Downing Street was put on notice at noon that Mr Lamont was planning to make his devastating intervention, after he had asked the Speaker's office for permission to make the traditional resignation statement. The Speaker gave her blessing, the Leader of the House was informed and his office told No 10.
When Mr Lamont started recounting to the House that he had unsuccessfully urged Mr Major to create an independent Bank of England, the Prime Minister and Kenneth Clarke, the new Chancellor of the Exchequer, started talking out of the corners of mouths.
After Mr Lamont had finished, and as John Smith started speaking, the whispered conversation continued.
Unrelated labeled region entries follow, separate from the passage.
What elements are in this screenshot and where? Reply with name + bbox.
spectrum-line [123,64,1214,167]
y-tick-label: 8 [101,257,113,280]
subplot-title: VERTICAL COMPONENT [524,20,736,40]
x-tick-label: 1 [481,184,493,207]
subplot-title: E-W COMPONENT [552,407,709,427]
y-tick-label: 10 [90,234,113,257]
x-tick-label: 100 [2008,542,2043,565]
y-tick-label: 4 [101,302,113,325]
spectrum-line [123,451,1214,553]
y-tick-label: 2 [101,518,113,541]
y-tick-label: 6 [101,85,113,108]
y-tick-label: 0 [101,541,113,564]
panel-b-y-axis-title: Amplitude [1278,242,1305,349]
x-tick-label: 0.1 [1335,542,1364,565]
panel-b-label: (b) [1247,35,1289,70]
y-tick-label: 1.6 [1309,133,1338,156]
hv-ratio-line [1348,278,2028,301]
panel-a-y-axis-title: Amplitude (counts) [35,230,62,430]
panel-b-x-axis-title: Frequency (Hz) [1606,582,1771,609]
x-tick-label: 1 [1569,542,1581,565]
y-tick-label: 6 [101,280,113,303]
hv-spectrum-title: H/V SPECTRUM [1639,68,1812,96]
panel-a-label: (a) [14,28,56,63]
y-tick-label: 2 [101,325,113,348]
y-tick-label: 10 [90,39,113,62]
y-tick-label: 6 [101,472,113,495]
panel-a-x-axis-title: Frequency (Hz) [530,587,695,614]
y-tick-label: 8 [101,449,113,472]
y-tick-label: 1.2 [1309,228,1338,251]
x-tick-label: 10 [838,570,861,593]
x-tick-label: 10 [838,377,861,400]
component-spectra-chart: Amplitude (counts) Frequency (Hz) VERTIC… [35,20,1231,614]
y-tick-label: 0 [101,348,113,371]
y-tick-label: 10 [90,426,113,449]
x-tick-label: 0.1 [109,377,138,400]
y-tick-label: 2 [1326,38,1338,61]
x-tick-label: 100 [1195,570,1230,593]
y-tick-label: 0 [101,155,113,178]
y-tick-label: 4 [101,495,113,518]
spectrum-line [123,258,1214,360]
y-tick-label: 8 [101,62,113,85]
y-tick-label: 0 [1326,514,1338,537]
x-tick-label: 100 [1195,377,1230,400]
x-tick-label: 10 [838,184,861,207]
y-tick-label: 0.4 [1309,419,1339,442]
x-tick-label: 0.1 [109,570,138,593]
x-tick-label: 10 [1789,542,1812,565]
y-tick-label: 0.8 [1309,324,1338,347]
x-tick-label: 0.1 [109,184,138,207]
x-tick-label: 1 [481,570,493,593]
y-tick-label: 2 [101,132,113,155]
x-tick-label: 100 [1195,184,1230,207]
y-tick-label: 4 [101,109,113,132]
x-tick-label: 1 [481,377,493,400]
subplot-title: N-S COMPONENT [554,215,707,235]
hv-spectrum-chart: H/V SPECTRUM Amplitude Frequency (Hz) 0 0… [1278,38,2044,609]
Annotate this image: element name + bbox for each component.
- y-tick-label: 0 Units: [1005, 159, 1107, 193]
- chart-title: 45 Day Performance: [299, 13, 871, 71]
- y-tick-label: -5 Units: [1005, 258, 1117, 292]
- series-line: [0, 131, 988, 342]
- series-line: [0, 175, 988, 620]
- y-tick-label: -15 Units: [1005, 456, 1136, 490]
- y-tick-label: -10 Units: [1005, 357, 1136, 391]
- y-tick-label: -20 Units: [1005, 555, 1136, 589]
Mr Clarke then began talking to Michael Howard, the Home Secretary. Mr Howard stretched forward and got some paper and a blotting pad for Mr Clarke, who drafted two pages of notes, handing them to Mr Howard, who made amendments. That draft was passed back to Phillip Oppenheim, the Chancellor's parliamentary private secretary, who was sent to get it typed. When the typed text came back, Mr Clarke and Mr Howard read it, and it was passed to Mr Major, who made a few adjustments. That was the ad hoc wording he read when he replied to Mr Lamont's call for the independent central bank.
He said that while he had agreed with the case for independence of control of monetary policy, there was also 'very real concern about the need for accountability to Parliament for decisions upon monetary policy matters'.